LS: History Here and Now September 12, 2008
Third in a three-part series on the history of the Grand Junction Fire Department. This is excerpted from an article originally published in the Journal of the Western Slope in 1988.
In the 1930s Grand Junction firefighter salaries were $2,000 a year, good pay for the depression years.
Until July 1935 a steam siren, located at the powerhouse of the Public Service company, sounded the public fire alarm.
When the steam plant closed, the city installed a large electrically operated siren on the roof of the fire station, which blew two times each day: at precisely noon and at 9 p.m. to signal the curfew when all children were to be off the streets.
In the early 1930s, Grand Junction hosted the state convention for firefighters, an event that brought men from all parts of Colorado for “fire college” and contests.
Unemployed men, with time on their hands, visited the firehouse because something was always happening there. Poker and checkers were standard diversions. Firemen formed boxing and softball teams.
On June 27, 1943, two railroad carloads of ammunition en route to the West Coast exploded in the Denver and Rio Grande Western Railway yard. Shrapnel and shells bombarded the downtown area.
Four people were injured in the fire. One of those was fireman Henry Tebo who received lacerations on his leg and Fire Chief Charles Downing, who lost an arm because of an exploding shell.
By 1947 the fire department had extended its protection beyond the city limits, financed by a mill levy paid by people living outside the city.
These rural districts included Orchard Mesa, Redlands, Appleton and Fruitvale. In these outlying areas, untrained citizen volunteers assisted the professionals at fires. In time the four rural districts were incorporated into one.
During the 1960s some firefighters moved into a new substation (No. 2) located at 1135 N. 18th St.
In 1961 an ancient boiler belched a ball of flame and caused a fire at the main station at 611 Colorado Ave.
The need for a new fire station became apparent.
On Sept. 1, 1963, the fire department moved into its present location at 330 S. Sixth St., a one-story structure that cost $125,000 to build.
In 1968 firefighters began a labor of love restoring the 1912 American La France truck retired from service in 1955.
From the fire department, the truck had moved to the city water department where it was used it to pump out reservoirs on Orchard Mesa.
One day, however, the operator of the vehicle had fallen asleep on the job, and a rod had shattered the engine block. The vehicle then went to the Frank Dunn Auto Salvage, where it sat for a number of years.

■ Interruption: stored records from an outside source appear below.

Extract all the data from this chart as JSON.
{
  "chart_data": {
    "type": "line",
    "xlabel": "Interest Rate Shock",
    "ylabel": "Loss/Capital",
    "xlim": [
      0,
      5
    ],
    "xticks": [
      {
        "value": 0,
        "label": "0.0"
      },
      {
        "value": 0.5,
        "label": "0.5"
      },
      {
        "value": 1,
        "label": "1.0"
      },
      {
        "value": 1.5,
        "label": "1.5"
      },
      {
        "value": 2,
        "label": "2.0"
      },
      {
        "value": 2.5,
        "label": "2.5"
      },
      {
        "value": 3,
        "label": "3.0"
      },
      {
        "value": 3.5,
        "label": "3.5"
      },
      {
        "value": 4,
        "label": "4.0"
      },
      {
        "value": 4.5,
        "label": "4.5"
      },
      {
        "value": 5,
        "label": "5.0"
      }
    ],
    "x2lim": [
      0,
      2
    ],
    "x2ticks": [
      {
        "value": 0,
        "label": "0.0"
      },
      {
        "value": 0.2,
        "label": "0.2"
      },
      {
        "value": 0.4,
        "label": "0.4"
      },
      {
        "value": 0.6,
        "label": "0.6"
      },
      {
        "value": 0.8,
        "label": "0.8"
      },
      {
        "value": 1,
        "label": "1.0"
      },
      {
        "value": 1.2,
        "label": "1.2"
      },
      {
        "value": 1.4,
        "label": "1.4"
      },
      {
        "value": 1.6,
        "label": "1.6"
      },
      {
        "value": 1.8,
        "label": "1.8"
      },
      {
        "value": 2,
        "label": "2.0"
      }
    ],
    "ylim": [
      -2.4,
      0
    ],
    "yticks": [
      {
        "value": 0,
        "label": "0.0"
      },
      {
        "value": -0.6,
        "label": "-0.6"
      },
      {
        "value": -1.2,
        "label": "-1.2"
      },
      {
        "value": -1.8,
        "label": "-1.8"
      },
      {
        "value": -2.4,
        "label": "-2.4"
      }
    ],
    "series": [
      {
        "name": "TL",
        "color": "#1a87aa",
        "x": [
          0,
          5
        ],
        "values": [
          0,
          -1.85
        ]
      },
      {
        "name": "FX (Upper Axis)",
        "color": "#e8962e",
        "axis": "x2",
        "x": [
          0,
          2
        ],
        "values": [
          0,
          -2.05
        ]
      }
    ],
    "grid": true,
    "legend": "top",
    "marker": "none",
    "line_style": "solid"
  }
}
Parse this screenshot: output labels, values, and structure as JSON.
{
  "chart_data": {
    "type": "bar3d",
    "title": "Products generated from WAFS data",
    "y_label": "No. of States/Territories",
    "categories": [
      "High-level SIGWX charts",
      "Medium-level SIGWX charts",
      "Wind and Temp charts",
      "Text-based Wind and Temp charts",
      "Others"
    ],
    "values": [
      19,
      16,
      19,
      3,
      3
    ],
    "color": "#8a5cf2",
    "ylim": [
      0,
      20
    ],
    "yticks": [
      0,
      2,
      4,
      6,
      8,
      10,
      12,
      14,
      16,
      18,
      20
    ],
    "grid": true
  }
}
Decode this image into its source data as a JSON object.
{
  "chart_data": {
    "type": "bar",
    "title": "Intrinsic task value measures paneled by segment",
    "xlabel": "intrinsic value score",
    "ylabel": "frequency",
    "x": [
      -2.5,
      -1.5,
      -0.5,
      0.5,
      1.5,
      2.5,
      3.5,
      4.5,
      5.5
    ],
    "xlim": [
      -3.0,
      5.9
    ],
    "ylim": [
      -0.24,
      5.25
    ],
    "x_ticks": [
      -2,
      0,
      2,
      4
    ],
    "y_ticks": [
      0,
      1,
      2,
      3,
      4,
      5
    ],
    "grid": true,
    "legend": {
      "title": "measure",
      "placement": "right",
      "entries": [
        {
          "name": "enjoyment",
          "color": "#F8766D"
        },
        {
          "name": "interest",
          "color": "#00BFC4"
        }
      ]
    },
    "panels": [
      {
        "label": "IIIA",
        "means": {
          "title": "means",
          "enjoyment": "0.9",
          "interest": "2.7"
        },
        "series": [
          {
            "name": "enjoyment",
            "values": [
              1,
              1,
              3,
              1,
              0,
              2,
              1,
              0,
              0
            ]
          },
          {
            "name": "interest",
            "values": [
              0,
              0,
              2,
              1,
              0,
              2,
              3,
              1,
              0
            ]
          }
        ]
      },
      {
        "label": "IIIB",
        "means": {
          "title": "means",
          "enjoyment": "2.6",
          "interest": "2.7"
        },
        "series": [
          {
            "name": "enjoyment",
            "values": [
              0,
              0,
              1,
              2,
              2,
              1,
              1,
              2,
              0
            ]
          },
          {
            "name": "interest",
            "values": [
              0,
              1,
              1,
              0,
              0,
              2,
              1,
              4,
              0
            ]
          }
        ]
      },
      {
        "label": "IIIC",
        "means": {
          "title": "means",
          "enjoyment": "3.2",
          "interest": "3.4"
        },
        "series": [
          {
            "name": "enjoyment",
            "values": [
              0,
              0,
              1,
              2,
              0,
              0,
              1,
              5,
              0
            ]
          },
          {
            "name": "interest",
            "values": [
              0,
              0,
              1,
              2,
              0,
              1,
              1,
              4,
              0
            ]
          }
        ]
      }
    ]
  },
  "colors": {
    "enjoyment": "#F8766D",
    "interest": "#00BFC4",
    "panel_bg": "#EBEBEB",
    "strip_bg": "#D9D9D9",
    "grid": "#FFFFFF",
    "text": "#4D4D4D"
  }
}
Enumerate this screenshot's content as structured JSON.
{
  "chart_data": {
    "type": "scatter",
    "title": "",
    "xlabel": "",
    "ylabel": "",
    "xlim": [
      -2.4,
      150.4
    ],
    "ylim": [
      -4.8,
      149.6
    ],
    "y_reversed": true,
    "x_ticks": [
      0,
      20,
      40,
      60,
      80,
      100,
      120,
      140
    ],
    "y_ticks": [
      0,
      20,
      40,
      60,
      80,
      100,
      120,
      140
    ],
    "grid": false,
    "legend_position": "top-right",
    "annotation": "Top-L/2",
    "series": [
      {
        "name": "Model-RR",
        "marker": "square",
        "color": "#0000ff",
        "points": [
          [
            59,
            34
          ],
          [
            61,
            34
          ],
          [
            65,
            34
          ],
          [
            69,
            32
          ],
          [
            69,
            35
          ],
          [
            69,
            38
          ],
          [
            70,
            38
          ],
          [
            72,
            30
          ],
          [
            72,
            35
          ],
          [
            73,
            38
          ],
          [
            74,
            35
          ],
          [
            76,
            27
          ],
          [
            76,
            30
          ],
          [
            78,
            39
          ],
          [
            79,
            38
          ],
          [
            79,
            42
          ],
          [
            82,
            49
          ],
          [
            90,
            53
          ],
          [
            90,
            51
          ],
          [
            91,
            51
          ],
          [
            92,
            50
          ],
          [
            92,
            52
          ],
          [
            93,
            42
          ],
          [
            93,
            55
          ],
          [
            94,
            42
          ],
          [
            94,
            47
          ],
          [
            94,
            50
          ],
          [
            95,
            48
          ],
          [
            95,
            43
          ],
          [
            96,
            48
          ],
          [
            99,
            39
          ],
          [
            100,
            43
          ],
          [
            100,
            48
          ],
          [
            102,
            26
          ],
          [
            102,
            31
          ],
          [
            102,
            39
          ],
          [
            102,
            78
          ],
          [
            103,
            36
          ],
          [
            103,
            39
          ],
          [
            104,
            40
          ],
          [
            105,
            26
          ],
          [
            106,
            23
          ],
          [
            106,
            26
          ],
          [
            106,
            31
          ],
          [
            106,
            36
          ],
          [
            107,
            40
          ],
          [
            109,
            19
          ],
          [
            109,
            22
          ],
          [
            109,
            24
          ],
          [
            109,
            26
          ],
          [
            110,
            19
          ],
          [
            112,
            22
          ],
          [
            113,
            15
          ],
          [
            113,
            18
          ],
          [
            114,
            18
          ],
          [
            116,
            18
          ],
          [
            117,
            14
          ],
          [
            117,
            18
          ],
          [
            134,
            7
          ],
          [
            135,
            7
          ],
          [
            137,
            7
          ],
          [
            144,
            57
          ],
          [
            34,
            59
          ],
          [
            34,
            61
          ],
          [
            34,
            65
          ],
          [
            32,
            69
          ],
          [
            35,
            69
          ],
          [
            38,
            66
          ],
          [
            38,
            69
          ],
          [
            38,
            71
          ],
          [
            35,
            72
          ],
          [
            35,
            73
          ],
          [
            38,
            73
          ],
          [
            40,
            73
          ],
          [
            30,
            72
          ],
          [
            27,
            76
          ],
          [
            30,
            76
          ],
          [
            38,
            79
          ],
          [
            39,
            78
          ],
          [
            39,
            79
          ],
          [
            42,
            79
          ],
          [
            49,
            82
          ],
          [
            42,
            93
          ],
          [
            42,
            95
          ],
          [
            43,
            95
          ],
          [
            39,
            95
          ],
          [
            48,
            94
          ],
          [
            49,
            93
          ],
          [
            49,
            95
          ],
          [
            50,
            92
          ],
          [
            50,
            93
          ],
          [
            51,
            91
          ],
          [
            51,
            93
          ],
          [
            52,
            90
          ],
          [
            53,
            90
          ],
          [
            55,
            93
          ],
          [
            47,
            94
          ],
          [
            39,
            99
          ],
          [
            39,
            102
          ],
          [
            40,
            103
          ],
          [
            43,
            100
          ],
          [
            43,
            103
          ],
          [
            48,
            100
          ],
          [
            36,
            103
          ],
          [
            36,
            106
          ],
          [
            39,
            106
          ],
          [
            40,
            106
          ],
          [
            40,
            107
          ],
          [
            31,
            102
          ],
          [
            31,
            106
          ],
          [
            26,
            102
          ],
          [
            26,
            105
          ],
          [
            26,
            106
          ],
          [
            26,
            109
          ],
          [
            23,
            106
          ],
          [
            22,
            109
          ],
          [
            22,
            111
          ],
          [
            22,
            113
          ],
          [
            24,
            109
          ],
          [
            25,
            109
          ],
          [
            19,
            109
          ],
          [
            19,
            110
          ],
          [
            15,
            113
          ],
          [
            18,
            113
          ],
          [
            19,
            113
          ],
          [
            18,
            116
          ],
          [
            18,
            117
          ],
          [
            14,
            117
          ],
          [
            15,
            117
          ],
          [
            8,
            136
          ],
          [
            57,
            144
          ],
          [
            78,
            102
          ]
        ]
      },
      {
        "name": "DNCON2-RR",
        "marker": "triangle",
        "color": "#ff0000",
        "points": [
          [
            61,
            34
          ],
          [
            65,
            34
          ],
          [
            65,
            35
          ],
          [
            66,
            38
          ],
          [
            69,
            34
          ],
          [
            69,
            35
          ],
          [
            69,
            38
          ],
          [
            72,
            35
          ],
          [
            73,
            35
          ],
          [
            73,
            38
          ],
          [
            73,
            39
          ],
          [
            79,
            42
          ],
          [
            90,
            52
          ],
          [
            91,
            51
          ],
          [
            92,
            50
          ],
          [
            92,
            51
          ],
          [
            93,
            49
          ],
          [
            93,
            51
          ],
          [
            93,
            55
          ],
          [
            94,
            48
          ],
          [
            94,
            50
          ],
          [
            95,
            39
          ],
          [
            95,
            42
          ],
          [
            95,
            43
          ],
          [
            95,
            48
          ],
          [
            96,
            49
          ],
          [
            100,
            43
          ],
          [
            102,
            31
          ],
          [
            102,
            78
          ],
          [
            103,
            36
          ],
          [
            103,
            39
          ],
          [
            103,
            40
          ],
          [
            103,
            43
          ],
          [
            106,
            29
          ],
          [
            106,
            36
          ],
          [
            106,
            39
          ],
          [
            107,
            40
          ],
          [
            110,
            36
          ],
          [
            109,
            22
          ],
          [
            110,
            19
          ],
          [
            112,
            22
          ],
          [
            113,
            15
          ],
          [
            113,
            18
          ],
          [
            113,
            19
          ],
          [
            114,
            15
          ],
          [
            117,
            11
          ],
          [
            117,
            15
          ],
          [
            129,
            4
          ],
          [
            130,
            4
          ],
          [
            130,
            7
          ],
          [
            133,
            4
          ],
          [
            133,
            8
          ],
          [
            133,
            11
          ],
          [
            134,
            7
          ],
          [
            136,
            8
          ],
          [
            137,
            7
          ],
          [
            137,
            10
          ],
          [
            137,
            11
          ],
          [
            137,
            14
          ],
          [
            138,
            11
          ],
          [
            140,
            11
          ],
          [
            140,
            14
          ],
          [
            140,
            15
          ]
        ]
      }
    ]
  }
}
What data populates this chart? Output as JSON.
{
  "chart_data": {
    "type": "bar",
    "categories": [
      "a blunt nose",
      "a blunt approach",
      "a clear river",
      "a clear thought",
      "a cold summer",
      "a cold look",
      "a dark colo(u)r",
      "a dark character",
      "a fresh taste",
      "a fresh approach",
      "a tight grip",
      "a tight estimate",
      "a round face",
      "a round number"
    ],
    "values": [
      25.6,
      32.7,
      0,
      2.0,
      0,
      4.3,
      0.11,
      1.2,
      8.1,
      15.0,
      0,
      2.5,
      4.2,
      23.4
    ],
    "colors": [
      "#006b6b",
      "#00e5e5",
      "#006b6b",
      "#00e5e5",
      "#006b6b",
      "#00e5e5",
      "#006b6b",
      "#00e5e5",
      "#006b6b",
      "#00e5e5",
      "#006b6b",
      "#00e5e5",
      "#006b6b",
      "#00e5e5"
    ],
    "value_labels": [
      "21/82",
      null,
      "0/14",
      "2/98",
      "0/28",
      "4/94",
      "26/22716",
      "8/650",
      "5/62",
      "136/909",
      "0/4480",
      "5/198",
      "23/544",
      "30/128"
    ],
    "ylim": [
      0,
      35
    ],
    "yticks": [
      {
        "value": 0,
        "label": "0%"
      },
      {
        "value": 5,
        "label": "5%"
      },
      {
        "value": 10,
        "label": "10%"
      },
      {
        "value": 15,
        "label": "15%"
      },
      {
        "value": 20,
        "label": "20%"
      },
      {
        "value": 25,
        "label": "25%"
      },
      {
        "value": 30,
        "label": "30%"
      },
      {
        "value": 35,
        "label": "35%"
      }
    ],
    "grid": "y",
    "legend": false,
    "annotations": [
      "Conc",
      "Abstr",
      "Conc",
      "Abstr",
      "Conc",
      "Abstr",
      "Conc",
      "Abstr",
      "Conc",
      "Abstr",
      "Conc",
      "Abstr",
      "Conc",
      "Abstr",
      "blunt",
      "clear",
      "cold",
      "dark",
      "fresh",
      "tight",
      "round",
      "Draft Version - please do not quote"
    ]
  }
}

Firefighters convinced Mr. Dunn that the historic vehicle should be restored. Dunn agreed, stipulating that the truck could not be owned by the city, that it could not be used to fight fire, and that it could not be sold.
Firefighters began the restoration project, welding together an engine block that looked like a jigsaw puzzle.
Some missing pieces had to be made to complete the project.
When Chief Frank Kreps retired in 1974, firefighters gave Kreps the truck. It was stored at Station No. 3 where Kreps, with the help of others, had the vehicle looking like new and ready for its first public showing within a year.
The engine became a standard feature in Grand Junction parades. It is now on display at the Museum of The West.
Robert Strobl served 22 years on the Grand Junction Fire Department and retired as battalion chief, serving as training and personnel officer. While attending Mesa Junior college night classes he wrote a term paper on a short history of the fire department. He was encouraged by his instructor to expand the report, which was then published in the Journal of the Western Slope.